Inspiration from modern bikes and racing
A big inspiration for this project came from MotoGP. From a technical perspective, MotoGP bikes are rolling laboratories. They generate huge amounts of data—suspension movement, tire behavior, braking forces, lean angle, acceleration—and engineers use that data to refine setups and strategy session by session.
Around the same time, I was also looking at modern road bikes like the Yamaha R1M, which come with built-in data logging features. That idea stuck with me. I didn’t need race-level telemetry, but I kept wondering what it would be like to have some visibility into what my own bike was doing.
That’s when the idea formed:
What if I tried to log data on an old GSX-R that was never designed for it?
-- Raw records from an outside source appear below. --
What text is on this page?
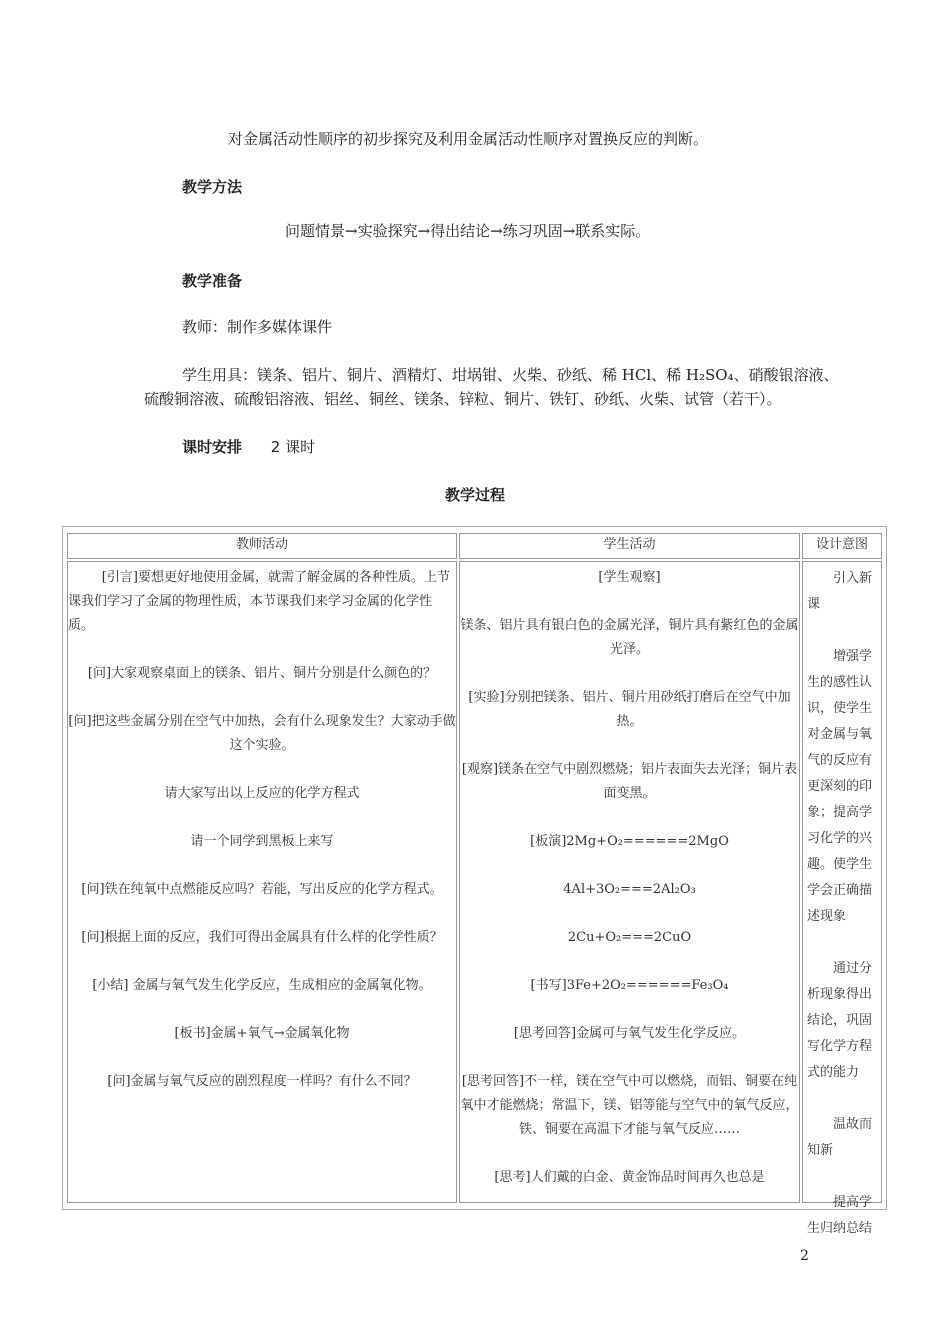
对金属活动性顺序的初步探究及利用金属活动性顺序对置换反应的判断。
教学方法
问题情景→实验探究→得出结论→练习巩固→联系实际。
教学准备
教师：制作多媒体课件
学生用具：镁条、铝片、铜片、酒精灯、坩埚钳、火柴、砂纸、稀 HCl、稀 H₂SO₄、硝酸银溶液、
硫酸铜溶液、硫酸铝溶液、铝丝、铜丝、镁条、锌粒、铜片、铁钉、砂纸、火柴、试管（若干）。
课时安排 2 课时
教学过程
教师活动	学生活动	设计意图

[引言]要想更好地使用金属，就需了解金属的各种性质。上节课我们学习了金属的物理性质，本节课我们来学习金属的化学性质。

[问]大家观察桌面上的镁条、铝片、铜片分别是什么颜色的？

[问]把这些金属分别在空气中加热，会有什么现象发生？大家动手做这个实验。

请大家写出以上反应的化学方程式

请一个同学到黑板上来写

[问]铁在纯氧中点燃能反应吗？若能，写出反应的化学方程式。

[问]根据上面的反应，我们可得出金属具有什么样的化学性质？

[小结] 金属与氧气发生化学反应，生成相应的金属氧化物。

[板书]金属+氧气→金属氧化物

[问]金属与氧气反应的剧烈程度一样吗？有什么不同？

[学生观察]

镁条、铝片具有银白色的金属光泽，铜片具有紫红色的金属光泽。

[实验]分别把镁条、铝片、铜片用砂纸打磨后在空气中加热。

[观察]镁条在空气中剧烈燃烧；铝片表面失去光泽；铜片表面变黑。

[板演]2Mg+O₂======2MgO

4Al+3O₂===2Al₂O₃

2Cu+O₂===2CuO

[书写]3Fe+2O₂======Fe₃O₄

[思考回答]金属可与氧气发生化学反应。

[思考回答]不一样，镁在空气中可以燃烧，而铝、铜要在纯氧中才能燃烧；常温下，镁、铝等能与空气中的氧气反应，铁、铜要在高温下才能与氧气反应……

[思考]人们戴的白金、黄金饰品时间再久也总是

引入新课

增强学生的感性认识，使学生对金属与氧气的反应有更深刻的印象；提高学习化学的兴趣。使学生学会正确描述现象

通过分析现象得出结论，巩固写化学方程式的能力

温故而知新

提高学生归纳总结

2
The questions I couldn’t answer while riding
I already had a rough intuition for a lot of things:
- Hard braking heats up the brake discs
- Tires warm up as you ride
- The front suspension compresses under braking
- Different rider inputs interact with each other
But intuition isn’t the same as measurement.
I couldn’t actually see any of this happening. I couldn’t measure it. Everything was based on feel and assumptions.
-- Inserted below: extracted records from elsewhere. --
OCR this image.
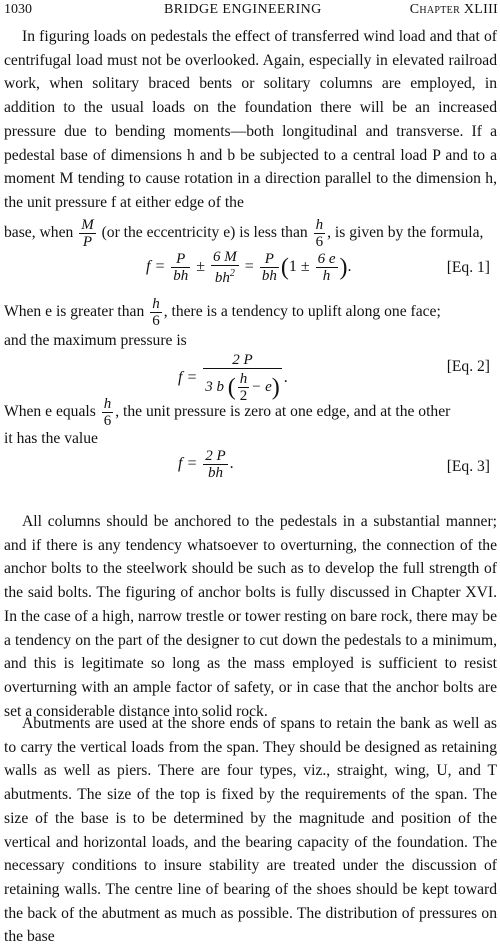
1030	BRIDGE ENGINEERING	Chapter XLIII

In figuring loads on pedestals the effect of transferred wind load and that of centrifugal load must not be overlooked. Again, especially in elevated railroad work, when solitary braced bents or solitary columns are employed, in addition to the usual loads on the foundation there will be an increased pressure due to bending moments—both longitudinal and transverse. If a pedestal base of dimensions h and b be subjected to a central load P and to a moment M tending to cause rotation in a direction parallel to the dimension h, the unit pressure f at either edge of the

base, when $\frac{M}{P} (or$ the eccentricity e) is less than $\frac{h}{6}$ , is given by the formula,

$f = \frac{P}{bh} \pm \frac{6 M}{bh^2} = \frac{P}{bh} (1 \pm \frac{6 e}{h}$ ).	[Eq. 1]
When e is greater than $\frac{h}{6}$ , there is a tendency to uplift along one face;
and the maximum pressure is
$f = \frac{2 P}{3 b ( \frac{h}{2} - e)}$ .
[Eq. 2]
When e equals $\frac{h}{6}$ , the unit pressure is zero at one edge, and at the other
it has the value
$f = \frac{2 P}{bh}$ .	[Eq. 3]

All columns should be anchored to the pedestals in a substantial manner; and if there is any tendency whatsoever to overturning, the connection of the anchor bolts to the steelwork should be such as to develop the full strength of the said bolts. The figuring of anchor bolts is fully discussed in Chapter XVI. In the case of a high, narrow trestle or tower resting on bare rock, there may be a tendency on the part of the designer to cut down the pedestals to a minimum, and this is legitimate so long as the mass employed is sufficient to resist overturning with an ample factor of safety, or in case that the anchor bolts are set a considerable distance into solid rock.

Abutments are used at the shore ends of spans to retain the bank as well as to carry the vertical loads from the span. They should be designed as retaining walls as well as piers. There are four types, viz., straight, wing, U, and T abutments. The size of the top is fixed by the requirements of the span. The size of the base is to be determined by the magnitude and position of the vertical and horizontal loads, and the bearing capacity of the foundation. The necessary conditions to insure stability are treated under the discussion of retaining walls. The centre line of bearing of the shoes should be kept toward the back of the abutment as much as possible. The distribution of pressures on the base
What really happens to brake disc temperature during a hard stop?
How quickly do tires warm up on a normal commute?
How does suspension behavior change under real road conditions?
Those questions kept coming back, and eventually curiosity won.
Turning curiosity into a data logging experiment
I didn’t start with a polished design or a clear end goal. I started by writing down what I was curious about and what I wanted to observe:
- Front and rear suspension behavior
- Front and rear tire temperature
- Front and rear brake disc temperature
- Spatial data using IMU sensors (lean and movement)
- Engine coolant temperature
- Brake input states
- Headlight state for logic and triggers
- GPS location data
At one point I even considered reading throttle position, but I dropped that idea quickly. I was already getting overwhelmed, and I had to remind myself what this project actually was.
This wasn’t about building a product or doing anything “proper.”
It was a hobbyist experiment to see if something like this was possible—and how hard it would be in practice.
I expected things to break, and I was fine with that. Learning was the whole point.

The first reality check
What surprised me wasn’t that the project was difficult—I expected that.
What surprised me was how quickly simple ideas turned into complex problems. Sensors that worked perfectly on the bench behaved very differently once they were mounted on a vibrating, hot motorcycle. Mounting, wiring, noise, and real-world conditions mattered far more than I initially thought.
That was the first real lesson of this project.